Bryan Castro, the person behind Ana Macho, became interested in drag at an early age. “When I was in middle school, I randomly found Alaska Thunderfuck’s Meet The Queens video for season five of RuPaul’s Drag Race,” he says when asked about how he got into drag. “She was so raw and funny, yet still glamorous. That was when I realized that drag could be a vehicle for my weird and queer imagination. My brain hasn’t stopped thinking about drag ever since.”

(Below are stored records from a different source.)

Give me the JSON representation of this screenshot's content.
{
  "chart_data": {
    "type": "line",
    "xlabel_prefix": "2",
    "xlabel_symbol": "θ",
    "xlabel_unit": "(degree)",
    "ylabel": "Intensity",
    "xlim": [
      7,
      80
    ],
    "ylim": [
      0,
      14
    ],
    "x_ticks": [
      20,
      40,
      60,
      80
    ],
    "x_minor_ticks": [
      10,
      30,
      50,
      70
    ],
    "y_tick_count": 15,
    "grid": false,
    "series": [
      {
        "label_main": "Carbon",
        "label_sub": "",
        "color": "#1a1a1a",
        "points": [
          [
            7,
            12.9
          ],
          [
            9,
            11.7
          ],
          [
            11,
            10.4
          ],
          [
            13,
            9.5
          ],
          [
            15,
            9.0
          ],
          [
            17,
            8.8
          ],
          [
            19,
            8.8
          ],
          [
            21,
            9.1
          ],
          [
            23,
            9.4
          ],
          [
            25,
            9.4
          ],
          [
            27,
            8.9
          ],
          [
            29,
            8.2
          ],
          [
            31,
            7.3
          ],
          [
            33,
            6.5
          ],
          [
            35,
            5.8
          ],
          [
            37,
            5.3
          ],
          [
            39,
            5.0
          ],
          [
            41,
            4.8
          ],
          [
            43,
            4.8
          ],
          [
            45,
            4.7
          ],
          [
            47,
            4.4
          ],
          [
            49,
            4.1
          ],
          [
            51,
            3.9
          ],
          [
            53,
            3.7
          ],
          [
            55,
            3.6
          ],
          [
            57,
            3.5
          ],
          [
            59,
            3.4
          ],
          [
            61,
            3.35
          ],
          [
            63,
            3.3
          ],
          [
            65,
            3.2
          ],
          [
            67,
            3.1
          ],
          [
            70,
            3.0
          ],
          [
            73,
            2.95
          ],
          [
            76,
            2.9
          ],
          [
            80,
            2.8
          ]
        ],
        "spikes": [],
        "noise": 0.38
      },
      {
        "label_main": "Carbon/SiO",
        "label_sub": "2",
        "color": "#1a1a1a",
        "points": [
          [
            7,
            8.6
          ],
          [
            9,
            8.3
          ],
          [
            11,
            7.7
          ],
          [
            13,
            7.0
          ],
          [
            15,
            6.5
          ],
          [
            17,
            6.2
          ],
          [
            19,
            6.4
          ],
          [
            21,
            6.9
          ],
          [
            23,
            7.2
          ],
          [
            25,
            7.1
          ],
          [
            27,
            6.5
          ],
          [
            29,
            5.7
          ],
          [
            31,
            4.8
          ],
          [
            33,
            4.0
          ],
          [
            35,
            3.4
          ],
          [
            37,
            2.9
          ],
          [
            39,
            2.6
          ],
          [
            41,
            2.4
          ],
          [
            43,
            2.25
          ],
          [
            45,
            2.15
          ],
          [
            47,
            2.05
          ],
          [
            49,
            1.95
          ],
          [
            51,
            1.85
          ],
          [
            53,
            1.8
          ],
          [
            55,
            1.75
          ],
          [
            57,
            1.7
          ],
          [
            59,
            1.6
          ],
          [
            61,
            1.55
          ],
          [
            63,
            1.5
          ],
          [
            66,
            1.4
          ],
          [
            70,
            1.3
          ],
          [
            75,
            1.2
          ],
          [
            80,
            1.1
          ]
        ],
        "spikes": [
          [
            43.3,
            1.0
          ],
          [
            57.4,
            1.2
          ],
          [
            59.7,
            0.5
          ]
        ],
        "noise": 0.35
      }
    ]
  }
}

To Puerto Ricans, the name Ana Macho instantly provokes a reaction. “It comes from Puerto Rican problematic legend, Ana Cacho.” Castro explains. Ana Cacho rose to notoriety in 2010 after being the central suspect for her 8-year-old son Lorenzo’s murder. The suspicion against Cacho was mostly fueled by then-media giant, La Comay, a program that basically turned a murder investigation into a celebrity buzz story. “I loved the thought of making people uncomfortable just by the name, and also the idea of a girly name like Ana being followed by such a hypermasculine word like Macho.”

Ana Macho’s drag has gone through its fair share of evolution since her debut in 2016. “When I started doing drag, I had no idea what I was doing.” Castro recalls. “I looked a busted mess.” For the first year, Ana Macho was a bald queen and leaned towards androgyny more than creating a female illusion. “Slowly, I started gravitating to drag that felt more authentic to me and the evolution of my character has felt very organic.” Now, Ana Macho has a life of her own, something for which Castro is very proud. “She is literally the glamorous space witch I always wanted to be.”

Photographed by Elvis Oliveras

Drag has its ups and downs, something Castro is very aware of. “In drag, nothing is given. You really have to earn your place,” he says. “It has taken me a lot of bad gigs and long nights to get to a place where I feel like I’m respected as an artist. It’s been a tough climb, but it’s been worth it.” He later adds: “And it’s only the beginning!”

“I feel like there’s a drag renaissance in Puerto Rico,” Castro reflects when asked about the current state of drag performers in the island. “The old bastion of classic pageant drag is just not relevant anymore. The drag scene is definitely becoming way more inclusive, and it’s not afraid of breaking rules.”

Ana Macho performing in DragaWest, an event organized by her that brought Rio Piedras drag to the west side of the island. The event was hosted at Taller Libertá, a performance art theater in Mayaguez.

Aside from her comedy, people who come to Ana Macho’s shows are always treated to a spectacular lip-sync. “I’m obsessed with Holding Out For A Hero [song by Bonnie Taylor],” Castro exclaims stating his favorite song to perform. “I did it as a closing number for a show I did in UPRM, and I had a blast. Every time I do that song, I have the greatest time. It’s just so electric.” Oh, and, yes, he loves Shrek.

With only three years in the game, Ana Macho has already cemented herself as one of Puerto Rico’s hottest drag queens in the scene. As his craft continues to grow, Castro already has sights on what he wants for his drag in the future. “I want a stand-up comedy special on Netflix,” he says, alluding to a strong focus in comedic entertainment.